One of the most important aspects of academic freedom is the protection it provides to faculty members when they discuss radical ideas or theories. The point of expressing those viewpoints, however, is to promote examination and, yes, criticism by those who might disagree. That free marketplace of ideas is key to academic freedom.
A KU student group investigating Koch Industry ties to the KU School of Business wants to look at emails sent by Art Hall, executive director of the Center for Applied Economics. As part of his efforts to fight the release of his emails, Hall argues the release would violate his academic freedom. Researchers, Hall said in a Journal-World column, should be allowed “to correspond broadly with experts with diverse viewpoints without fearing their thoughts will be misconstrued, published and used against them in order to silence them.”
Academic freedom protects the right of faculty members to espouse unpopular opinions without fearing for their jobs, but it doesn’t shield them from criticism or even ridicule. Having their ideas discussed or even misconstrued is part of the process that helps researchers refine their thinking and further their work. When those ideas are expressed on a public university email account, what right does the public have to examine them?

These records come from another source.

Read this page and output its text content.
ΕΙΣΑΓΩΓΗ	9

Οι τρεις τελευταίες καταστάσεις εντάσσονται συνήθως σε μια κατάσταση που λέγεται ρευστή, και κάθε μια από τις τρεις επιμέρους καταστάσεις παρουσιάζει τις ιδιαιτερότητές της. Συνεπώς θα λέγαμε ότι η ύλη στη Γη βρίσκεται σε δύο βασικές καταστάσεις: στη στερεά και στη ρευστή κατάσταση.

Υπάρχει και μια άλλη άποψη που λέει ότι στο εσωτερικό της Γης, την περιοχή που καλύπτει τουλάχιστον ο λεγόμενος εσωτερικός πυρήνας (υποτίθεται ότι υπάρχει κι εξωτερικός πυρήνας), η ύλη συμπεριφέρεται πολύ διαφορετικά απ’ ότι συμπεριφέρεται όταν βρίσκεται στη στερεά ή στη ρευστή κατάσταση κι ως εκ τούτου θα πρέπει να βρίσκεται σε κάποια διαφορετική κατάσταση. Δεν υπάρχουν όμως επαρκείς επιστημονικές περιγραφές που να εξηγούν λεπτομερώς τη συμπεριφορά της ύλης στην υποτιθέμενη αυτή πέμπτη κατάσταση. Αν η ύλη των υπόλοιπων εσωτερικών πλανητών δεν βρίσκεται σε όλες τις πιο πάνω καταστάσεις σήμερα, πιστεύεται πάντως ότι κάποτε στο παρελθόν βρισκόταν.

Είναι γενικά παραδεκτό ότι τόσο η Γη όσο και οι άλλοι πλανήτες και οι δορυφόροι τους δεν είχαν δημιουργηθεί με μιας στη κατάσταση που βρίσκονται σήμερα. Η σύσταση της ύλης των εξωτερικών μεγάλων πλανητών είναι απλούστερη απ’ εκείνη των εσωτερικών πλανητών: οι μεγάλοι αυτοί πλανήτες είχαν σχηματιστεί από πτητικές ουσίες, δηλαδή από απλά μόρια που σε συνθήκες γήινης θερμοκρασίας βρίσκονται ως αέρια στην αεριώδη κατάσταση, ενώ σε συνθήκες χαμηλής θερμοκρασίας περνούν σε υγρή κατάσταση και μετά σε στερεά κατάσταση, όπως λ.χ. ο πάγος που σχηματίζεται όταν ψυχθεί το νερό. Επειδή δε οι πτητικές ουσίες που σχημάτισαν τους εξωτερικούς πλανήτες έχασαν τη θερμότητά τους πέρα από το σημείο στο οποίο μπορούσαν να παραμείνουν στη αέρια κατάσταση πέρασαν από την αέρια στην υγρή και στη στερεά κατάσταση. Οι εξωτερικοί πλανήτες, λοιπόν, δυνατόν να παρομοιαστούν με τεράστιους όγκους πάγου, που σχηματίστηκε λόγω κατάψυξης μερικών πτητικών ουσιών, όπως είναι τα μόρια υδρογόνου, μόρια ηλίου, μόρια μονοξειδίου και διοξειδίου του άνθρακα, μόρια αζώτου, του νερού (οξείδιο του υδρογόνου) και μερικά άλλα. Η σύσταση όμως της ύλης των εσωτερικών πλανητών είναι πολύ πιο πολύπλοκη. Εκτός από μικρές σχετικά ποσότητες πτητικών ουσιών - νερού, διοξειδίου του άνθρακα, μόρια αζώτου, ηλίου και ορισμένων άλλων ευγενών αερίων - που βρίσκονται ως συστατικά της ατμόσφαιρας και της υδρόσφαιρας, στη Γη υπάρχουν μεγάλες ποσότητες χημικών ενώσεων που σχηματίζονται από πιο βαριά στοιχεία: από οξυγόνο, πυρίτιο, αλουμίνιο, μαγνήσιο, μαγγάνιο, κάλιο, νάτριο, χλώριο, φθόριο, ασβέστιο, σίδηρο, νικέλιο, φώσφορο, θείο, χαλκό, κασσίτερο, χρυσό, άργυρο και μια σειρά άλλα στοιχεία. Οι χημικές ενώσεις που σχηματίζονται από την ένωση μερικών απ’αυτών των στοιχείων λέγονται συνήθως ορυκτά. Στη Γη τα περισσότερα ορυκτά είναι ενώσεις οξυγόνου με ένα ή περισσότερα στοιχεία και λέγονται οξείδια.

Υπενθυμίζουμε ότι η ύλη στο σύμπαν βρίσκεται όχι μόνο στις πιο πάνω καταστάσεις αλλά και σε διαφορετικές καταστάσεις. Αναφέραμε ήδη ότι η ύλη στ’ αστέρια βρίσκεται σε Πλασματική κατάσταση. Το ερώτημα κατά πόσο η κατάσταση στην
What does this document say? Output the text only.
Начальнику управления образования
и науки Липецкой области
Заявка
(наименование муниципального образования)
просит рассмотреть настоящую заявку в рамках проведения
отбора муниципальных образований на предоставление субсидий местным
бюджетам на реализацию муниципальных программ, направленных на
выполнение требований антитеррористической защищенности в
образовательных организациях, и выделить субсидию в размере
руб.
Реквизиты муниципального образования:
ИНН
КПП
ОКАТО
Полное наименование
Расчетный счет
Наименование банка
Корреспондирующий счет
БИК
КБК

In Hall’s case, that’s a matter that the courts will decide. On the social media issue, state universities in Kansas are working on policies that provide some due process for faculty members suspected of violating the regents’ policy. Academic freedom protects faculty members in a way that is essential, but not absolute. Drawing that line and protecting their academic integrity is — and should be — a matter of no small concern to Kansas universities hoping to retain and attract top faculty members.